Brividi e lacrime
Gregg Araki è stato finora noto come un regista "estremo", specializzato nel mettere in scena con occhi impietoso situazioni limite riguardanti sessualità, droga, violenza ed eccessi di varia natura. Dichiaratamente omosessuale, ha fatto spesso e volentieri dei suoi film un mezzo per raccontare l'universo gay: il razzismo, le ingiustizie e le malattie con cui gli omosessuali di tutto il mondo devono confrontarsi, ma anche l'orgoglio di essere quello che si è senza menzogne o mezze verità. E quasi sempre nel raccontare le sue storie, l'estremismo dei temi era rispecchiato dall'anarchia e dall'aggressività quasi punk della forma. Ora Gregg Araki torna nelle sale con un film che, pur raccontando una storia struggente, disturbante e riguardante temi più che scottanti come la pedofilia e la sessualità infantile, lo fa con toni e con uno stile meno "arrabbiato", meno "estremo", più sereno, come se il regista abbia raggiunto una consapevolezza più completa e rassicurante di se stesso e del proprio cinema.

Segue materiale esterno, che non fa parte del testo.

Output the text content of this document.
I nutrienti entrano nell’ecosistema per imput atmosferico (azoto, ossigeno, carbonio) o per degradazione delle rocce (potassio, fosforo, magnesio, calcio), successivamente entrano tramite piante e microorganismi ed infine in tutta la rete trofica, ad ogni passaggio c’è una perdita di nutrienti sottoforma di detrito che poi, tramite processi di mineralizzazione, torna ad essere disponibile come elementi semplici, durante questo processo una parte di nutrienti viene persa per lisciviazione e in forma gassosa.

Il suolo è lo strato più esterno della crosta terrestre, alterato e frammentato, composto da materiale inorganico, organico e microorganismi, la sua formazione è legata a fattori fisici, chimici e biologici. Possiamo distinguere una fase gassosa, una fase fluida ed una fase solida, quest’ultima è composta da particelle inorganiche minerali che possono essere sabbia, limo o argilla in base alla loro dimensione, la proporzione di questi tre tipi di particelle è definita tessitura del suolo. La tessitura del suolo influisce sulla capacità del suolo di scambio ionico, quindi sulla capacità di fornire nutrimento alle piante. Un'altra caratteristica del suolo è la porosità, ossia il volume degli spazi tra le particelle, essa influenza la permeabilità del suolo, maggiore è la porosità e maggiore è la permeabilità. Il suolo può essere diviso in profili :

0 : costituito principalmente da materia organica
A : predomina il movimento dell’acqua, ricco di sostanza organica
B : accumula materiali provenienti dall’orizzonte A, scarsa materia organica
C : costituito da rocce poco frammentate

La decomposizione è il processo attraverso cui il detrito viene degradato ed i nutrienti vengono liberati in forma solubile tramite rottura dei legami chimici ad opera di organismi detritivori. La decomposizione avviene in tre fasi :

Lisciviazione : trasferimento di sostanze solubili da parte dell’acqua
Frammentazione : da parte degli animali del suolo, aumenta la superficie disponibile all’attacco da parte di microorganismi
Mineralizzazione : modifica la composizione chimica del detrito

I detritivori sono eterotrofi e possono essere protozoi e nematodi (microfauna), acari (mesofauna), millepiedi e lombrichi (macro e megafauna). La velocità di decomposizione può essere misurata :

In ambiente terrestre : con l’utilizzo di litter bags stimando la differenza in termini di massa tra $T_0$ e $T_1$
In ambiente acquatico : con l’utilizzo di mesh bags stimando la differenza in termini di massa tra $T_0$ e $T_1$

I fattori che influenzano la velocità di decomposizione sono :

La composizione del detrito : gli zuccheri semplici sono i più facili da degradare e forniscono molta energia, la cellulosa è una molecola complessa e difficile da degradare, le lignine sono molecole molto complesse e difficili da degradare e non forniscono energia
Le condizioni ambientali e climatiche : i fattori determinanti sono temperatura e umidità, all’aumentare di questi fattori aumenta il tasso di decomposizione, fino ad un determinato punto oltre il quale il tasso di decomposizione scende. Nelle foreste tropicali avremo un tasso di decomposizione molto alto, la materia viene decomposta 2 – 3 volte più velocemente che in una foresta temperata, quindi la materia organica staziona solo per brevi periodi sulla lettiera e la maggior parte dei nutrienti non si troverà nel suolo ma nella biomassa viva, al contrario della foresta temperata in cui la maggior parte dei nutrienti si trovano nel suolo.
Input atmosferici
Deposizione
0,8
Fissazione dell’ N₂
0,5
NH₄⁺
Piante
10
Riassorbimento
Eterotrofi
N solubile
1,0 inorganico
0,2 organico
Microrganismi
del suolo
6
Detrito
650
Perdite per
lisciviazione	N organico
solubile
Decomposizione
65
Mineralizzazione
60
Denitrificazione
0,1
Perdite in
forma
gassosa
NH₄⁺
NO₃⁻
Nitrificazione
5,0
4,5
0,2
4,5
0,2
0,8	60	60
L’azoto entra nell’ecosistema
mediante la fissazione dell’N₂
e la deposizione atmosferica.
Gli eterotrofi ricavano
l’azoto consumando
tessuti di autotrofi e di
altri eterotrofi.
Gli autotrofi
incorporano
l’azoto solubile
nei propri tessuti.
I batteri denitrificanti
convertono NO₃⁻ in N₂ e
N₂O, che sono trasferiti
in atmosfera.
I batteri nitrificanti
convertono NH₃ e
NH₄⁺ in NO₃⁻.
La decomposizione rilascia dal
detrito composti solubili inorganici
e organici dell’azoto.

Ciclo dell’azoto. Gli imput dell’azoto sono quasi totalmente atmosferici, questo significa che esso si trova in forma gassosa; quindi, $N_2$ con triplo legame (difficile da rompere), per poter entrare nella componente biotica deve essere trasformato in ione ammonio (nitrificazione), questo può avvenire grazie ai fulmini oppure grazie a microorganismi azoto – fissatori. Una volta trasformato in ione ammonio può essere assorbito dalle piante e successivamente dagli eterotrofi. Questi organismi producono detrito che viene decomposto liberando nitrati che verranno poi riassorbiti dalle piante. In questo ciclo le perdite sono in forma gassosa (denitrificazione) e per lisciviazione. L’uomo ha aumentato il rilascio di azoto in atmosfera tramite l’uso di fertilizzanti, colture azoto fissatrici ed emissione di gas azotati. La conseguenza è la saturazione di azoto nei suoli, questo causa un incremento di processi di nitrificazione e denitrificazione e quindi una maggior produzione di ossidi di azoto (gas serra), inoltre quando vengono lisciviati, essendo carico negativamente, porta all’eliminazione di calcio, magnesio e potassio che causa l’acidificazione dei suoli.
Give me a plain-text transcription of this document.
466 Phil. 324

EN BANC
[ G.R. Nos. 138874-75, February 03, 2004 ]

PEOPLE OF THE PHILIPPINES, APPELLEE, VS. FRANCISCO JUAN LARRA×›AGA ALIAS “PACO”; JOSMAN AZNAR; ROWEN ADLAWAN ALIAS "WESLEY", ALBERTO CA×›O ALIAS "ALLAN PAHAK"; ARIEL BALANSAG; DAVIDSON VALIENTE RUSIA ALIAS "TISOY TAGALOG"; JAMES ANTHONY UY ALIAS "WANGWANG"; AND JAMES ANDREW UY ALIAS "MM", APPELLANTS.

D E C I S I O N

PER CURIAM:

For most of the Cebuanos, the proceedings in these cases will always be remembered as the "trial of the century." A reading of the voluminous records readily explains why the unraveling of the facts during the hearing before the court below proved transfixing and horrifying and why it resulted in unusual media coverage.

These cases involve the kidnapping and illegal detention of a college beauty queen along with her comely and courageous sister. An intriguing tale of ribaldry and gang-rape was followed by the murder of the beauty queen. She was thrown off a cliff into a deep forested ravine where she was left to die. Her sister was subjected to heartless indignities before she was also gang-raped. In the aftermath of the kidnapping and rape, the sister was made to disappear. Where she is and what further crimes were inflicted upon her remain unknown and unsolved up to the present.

La storia di Mysterious Skin è quella tratta da un omonimo romanzo di Scott Heim e racconta le vicende di due ragazzi di diciotto anni apparentemente agli antipodi come situazione familiare e carattere ma accomunati da un passato che li ha segnati entrambi. Il primo, Brian Lacey, è convinto di essere stato rapito dagli UFO da quando a otto anni si è ritrovato nella cantina di casa, il sangue che gli colava dal naso e nessuna memoria di quanto gli era accaduto nelle ore precedenti; da allora è timido, insicuro, rifugge la sessualità e soffre di terribili incubi. Il secondo, Neil McCormick, è un ragazzo ribelle ed affascinante, sprezzante nei confronti di sé stesso e degli altri, con l'esclusione della madre e di un'amica, che per trovare i soldi per soddisfare i suoi vizi vende senza remore né traumi il suo corpo, sognando al tempo stesso di ritrovare il rapporto che aveva a otto anni con l'allenatore della sua squadra di baseball. Brian capirà che Neil è l'unico in grado di aiutarlo a capire cosa è realmente accaduto quando era bambino e anche Neil sarà costretto a fare i conti con il suo passato, eccessivamente idealizzato.
Mysterious Skin ha come protagonisti due ragazzi alla ricerca di loro stessi, entrambi segnati da eventi traumatici ma rielaborati in maniera opposta, splendidamente interpretati da Joseph Gordon-Levitt e da Brady Corbet. Racconta di un'infanzia violata e delle sue ripercussioni sul presente, dell'orrore della pedofilia, senza mai tirarsi indietro quando c'è da affrontare il tema spinoso della sessualità dei bambini. Se da un lato abbiamo un personaggio, Brian, il cui incontro prematuro e derivato dall'inganno col sesso ha sconvolto la sua vita, segnandolo profondamente e per sempre, dall'altro ne abbiamo uno, Neil, che ha scoperto altrettanto presto ma autonomamente la sua sessualità, e che di fronte all'inganno dell'adulto che ne abuserà si convince di aver effettuato scelte consapevoli e coscienti.
Araki racconta le storie e l'umanità di Brian e Neil con commovente partecipazione, alternando i flashback riguardanti la loro infanzia con la quotidianità del loro presente, mostrandone le piccole felicità e i grandi dolori, i tormenti interiori e le manifestazioni esteriori. Tutto senza mai cadere nel didascalismo o in un facile pietismo, senza moralismi né voglia di regalare facili scandali o sensazionalismi gratuiti. Il regista losangelino rimane fedele ai suoi temi e a riferimenti postmoderni come quelli visivi e narrativi che tirano in ballo e scherniscono la cultura pop degli ultimi decenni, smussando però gli spigoli più appuntiti e le ruvidità non necessarie del suo stile, realizzando così il suo film più bello, toccante e maturo: non si tratta di normalizzazione, ma di rinuncia ad un ribellismo a tutti i costi che sarebbe stato sterile e controproducente; senza però al tempo stesso scendere a nessun compromesso.
Etereo, allucinato eppur concretissimo, arioso ma al tempo stesso claustrofobico, Mysterious Skin ricorda nelle atmosfere un altro bellissimo film come Belli e dannatidi Gus Van Sant. Quello di Araki è un film che entra sottile, impercettibilmente ma profondamente sotto la pelle, un film che lascia privi degli usuali punti di riferimento e conduce in territori nuovi, bellissimi e spaventosi, un film che fa rabbrividire e colpisce allo stomaco per la crudeltà e l'assurdità delle storie che racconta e che commuove per la sensibilità con le quali le racconta. Un gioiello cinematografico da non lasciarsi scappare.